À la suite des attaques terroristes aux États-Unis en 2001, l’Occident s’est engagé dans une guerre idéologique. Le conflit en Afghanistan était complexe. Les plus récents écrits universitaires traitant de la puissance aérienne se trouvent dans des livres et des articles portant sur la contre-insurrection et le rôle que les aéronefs peuvent jouer dans ce type de conflits. Ce qui manque, toutefois, est l’incidence globale que la puissance aérienne peut avoir sur une opération complexe de soutien de la paix comme celle menée en Afghanistan. Pour la puissance aérienne du Canada, l’Afghanistan a été l’élément déclencheur qui a mené à la modernisation de la Force aérienne. L’ARC s’est procuré de nouvelles capacités de transport par voie aérienne stratégique, des hélicoptères de transport moyen à lourd ainsi que des dispositifs améliorés aux fins de renseignement, de surveillance et de reconnaissance (RSR), comme l’utilisation de véhicules aériens sans pilote (UAV). Cette mission a redéfini les opérations de soutien de la paix pour le Canada, alors que le pays a eu recours à presque tous les rôles de puissance aérienne possibles.

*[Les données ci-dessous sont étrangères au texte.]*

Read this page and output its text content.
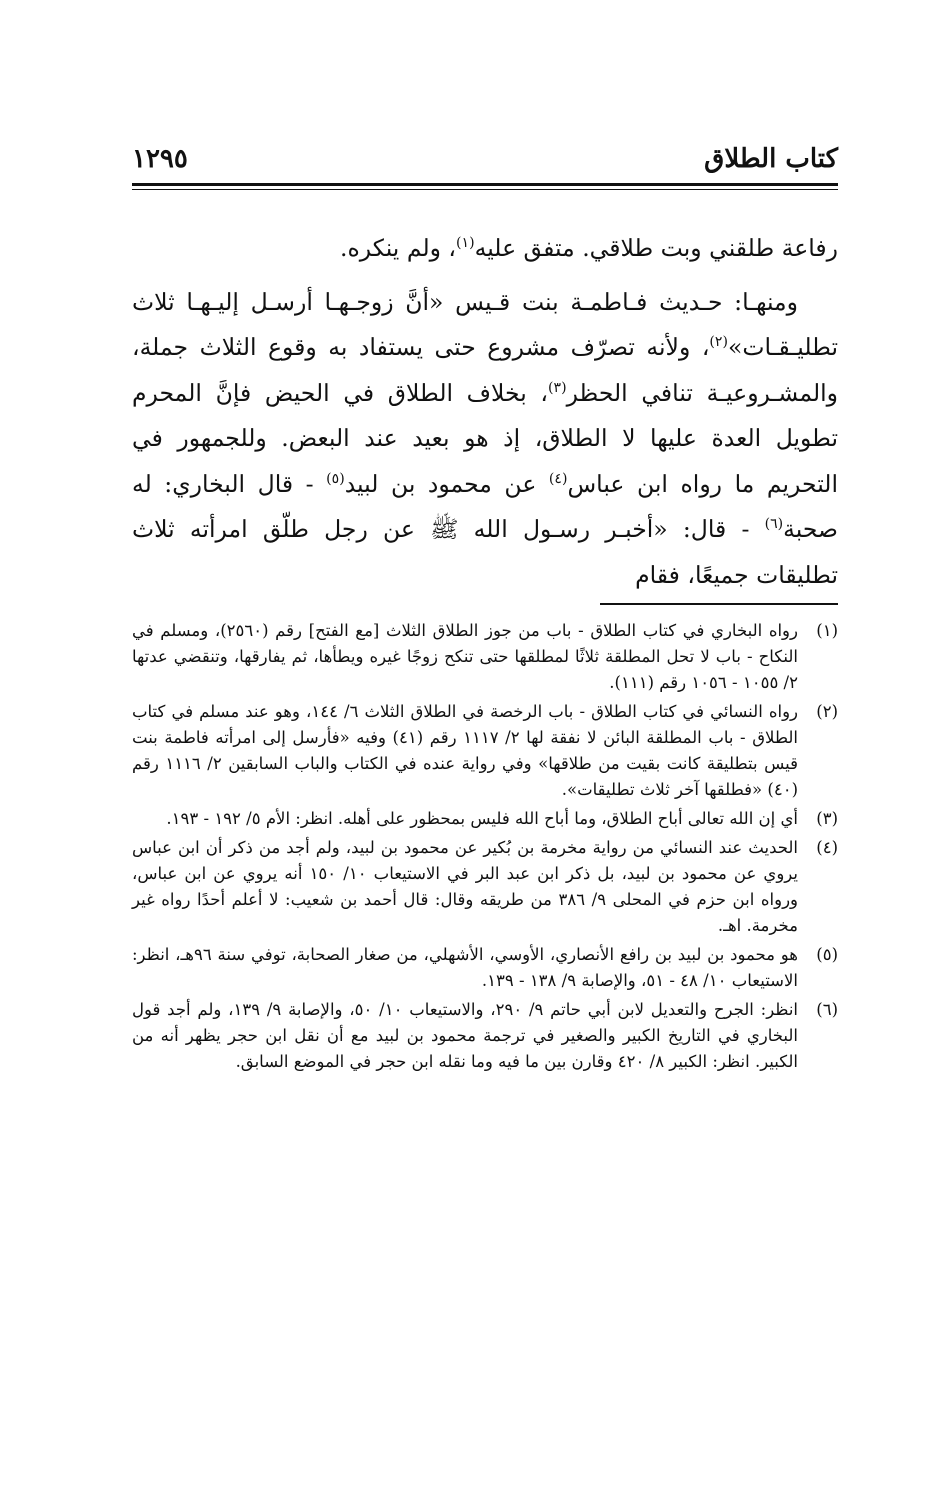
كتاب الطلاق
١٢٩٥

رفاعة طلقني وبت طلاقي. متفق عليه$^{(١)}$، ولم ينكره.

ومنهـا: حـديث فـاطمـة بنت قـيس «أنَّ زوجـهـا أرسـل إليـهـا ثلاث تطليـقـات»$^{(٢)}$، ولأنه تصرّف مشروع حتى يستفاد به وقوع الثلاث جملة، والمشـروعيـة تنافي الحظر$^{(٣)}$، بخلاف الطلاق في الحيض فإنَّ المحرم تطويل العدة عليها لا الطلاق، إذ هو بعيد عند البعض. وللجمهور في التحريم ما رواه ابن عباس$^{(٤)}$ عن محمود بن لبيد$^{(٥)}$ - قال البخاري: له صحبة$^{(٦)}$ - قال: «أخبـر رسـول الله ﷺ عن رجل طلّق امرأته ثلاث تطليقات جميعًا، فقام

(١)
رواه البخاري في كتاب الطلاق - باب من جوز الطلاق الثلاث [مع الفتح] رقم (٢٥٦٠)، ومسلم في النكاح - باب لا تحل المطلقة ثلاثًا لمطلقها حتى تنكح زوجًا غيره ويطأها، ثم يفارقها، وتنقضي عدتها ٢/ ١٠٥٥ - ١٠٥٦ رقم (١١١).
(٢)
رواه النسائي في كتاب الطلاق - باب الرخصة في الطلاق الثلاث ٦/ ١٤٤، وهو عند مسلم في كتاب الطلاق - باب المطلقة البائن لا نفقة لها ٢/ ١١١٧ رقم (٤١) وفيه «فأرسل إلى امرأته فاطمة بنت قيس بتطليقة كانت بقيت من طلاقها» وفي رواية عنده في الكتاب والباب السابقين ٢/ ١١١٦ رقم (٤٠) «فطلقها آخر ثلاث تطليقات».
(٣)
أي إن الله تعالى أباح الطلاق، وما أباح الله فليس بمحظور على أهله. انظر: الأم ٥/ ١٩٢ - ١٩٣.
(٤)
الحديث عند النسائي من رواية مخرمة بن بُكير عن محمود بن لبيد، ولم أجد من ذكر أن ابن عباس يروي عن محمود بن لبيد، بل ذكر ابن عبد البر في الاستيعاب ١٠/ ١٥٠ أنه يروي عن ابن عباس، ورواه ابن حزم في المحلى ٩/ ٣٨٦ من طريقه وقال: قال أحمد بن شعيب: لا أعلم أحدًا رواه غير مخرمة. اهـ.
(٥)
هو محمود بن لبيد بن رافع الأنصاري، الأوسي، الأشهلي، من صغار الصحابة، توفي سنة ٩٦هـ، انظر: الاستيعاب ١٠/ ٤٨ - ٥١، والإصابة ٩/ ١٣٨ - ١٣٩.
(٦)
انظر: الجرح والتعديل لابن أبي حاتم ٩/ ٢٩٠، والاستيعاب ١٠/ ٥٠، والإصابة ٩/ ١٣٩، ولم أجد قول البخاري في التاريخ الكبير والصغير في ترجمة محمود بن لبيد مع أن نقل ابن حجر يظهر أنه من الكبير. انظر: الكبير ٨/ ٤٢٠ وقارن بين ما فيه وما نقله ابن حجر في الموضع السابق.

La mission en Afghanistan a commencé en 2001 avec le déploiement du Navire canadien de Sa Majesté HALIFAX et de son hélicoptère Sea King embarqué. Peu après, le Canada s’est engagé à envoyer un avion de transport CC150 Polaris et deux avions CP140 Aurora pour offrir à la mission une capacité de RSR à l’appui des forces maritimes de la Coalition. En 2002, la Force aérienne a déployé trois avions CC130 pour assurer le transport aérien extérieur, du Camp Mirage à l’Afghanistan. En 2006, il est devenu évident qu’il fallait ravitailler par voie aérienne les avant-postes situés dans les provinces d’Helmand, de Zabul, d’Oruzgan et de Kandahar. C’est ainsi qu’a commencé le premier réapprovisionnement aérien, à l’intention des troupes assiégées, mis en place par la Force aérienne depuis la guerre de Corée[28]. Au cours des huit années qu’a durée leur intervention, ces aéronefs ont transporté 78 000 000 livres [35 380 000 kg] de fret, déplacé plus de 244 000 passagers et effectué plus 4 500 vols totalisant plus de 22 000 heures de vol[29].

À la fin de 2008, même si elle avait déjà affecté trois types d’aéronefs à la mission, l’ARC constatait que la puissance aérienne devait être améliorée, ce qui a mené à la mise sur pied de l’Escadre aérienne de la Force opérationnelle interarmées en Afghanistan (FOI‑Afg). L’Escadre aérienne contrôlait tous les vols de l’ARC en provenance ou à destination du théâtre des opérations et surveillait le déploiement des aéronefs de l’ARC dans les rôles de soutien au combat aérien, de RSR ainsi que de transport par voie aérienne stratégique et tactique. Non seulement les ressources de puissance aérienne en place jouaient un rôle considérable dans la mission, mais l’ARC avait également élargi ses capacités pour faire valoir encore davantage la puissance aérienne. L’opération afghane a incité l’ARC à se procurer des UAV Sperwer, des hélicoptères Chinook, modèle D, usagés des États-Unis et quatre avions CC177 Globemaster pour améliorer sa capacité de transport par voie aérienne stratégique. Elle a également mené à l’affrètement d’UAV Heron et d’hélicoptère de transport moyen MI-8. Comme l’a indiqué le lieutenant‑général Yvan Blondin, commandant de l’ARC :

La création de l’Escadre aérienne de la FOI-Afg a marqué l’arrivée d’une nouvelle ère en ce qui a trait aux opérations aériennes militaires canadiennes et a souligné l’importance d’avoir une force aérienne agile et expéditionnaire. Elle a également mis en relief l’importance de posséder le bon équipement pour accomplir la tâche [...]

L’ARC a présenté une situation globale essentielle et exhaustive aux commandants de l’Armée de terre sur le terrain, et a contribué à la protection de la vie des soldats contre les dispositifs explosifs de circonstance (IED), les mines terrestres et les embuscades en diminuant leur recours au transport terrestre pour déplacer le personnel et la cargaison[30].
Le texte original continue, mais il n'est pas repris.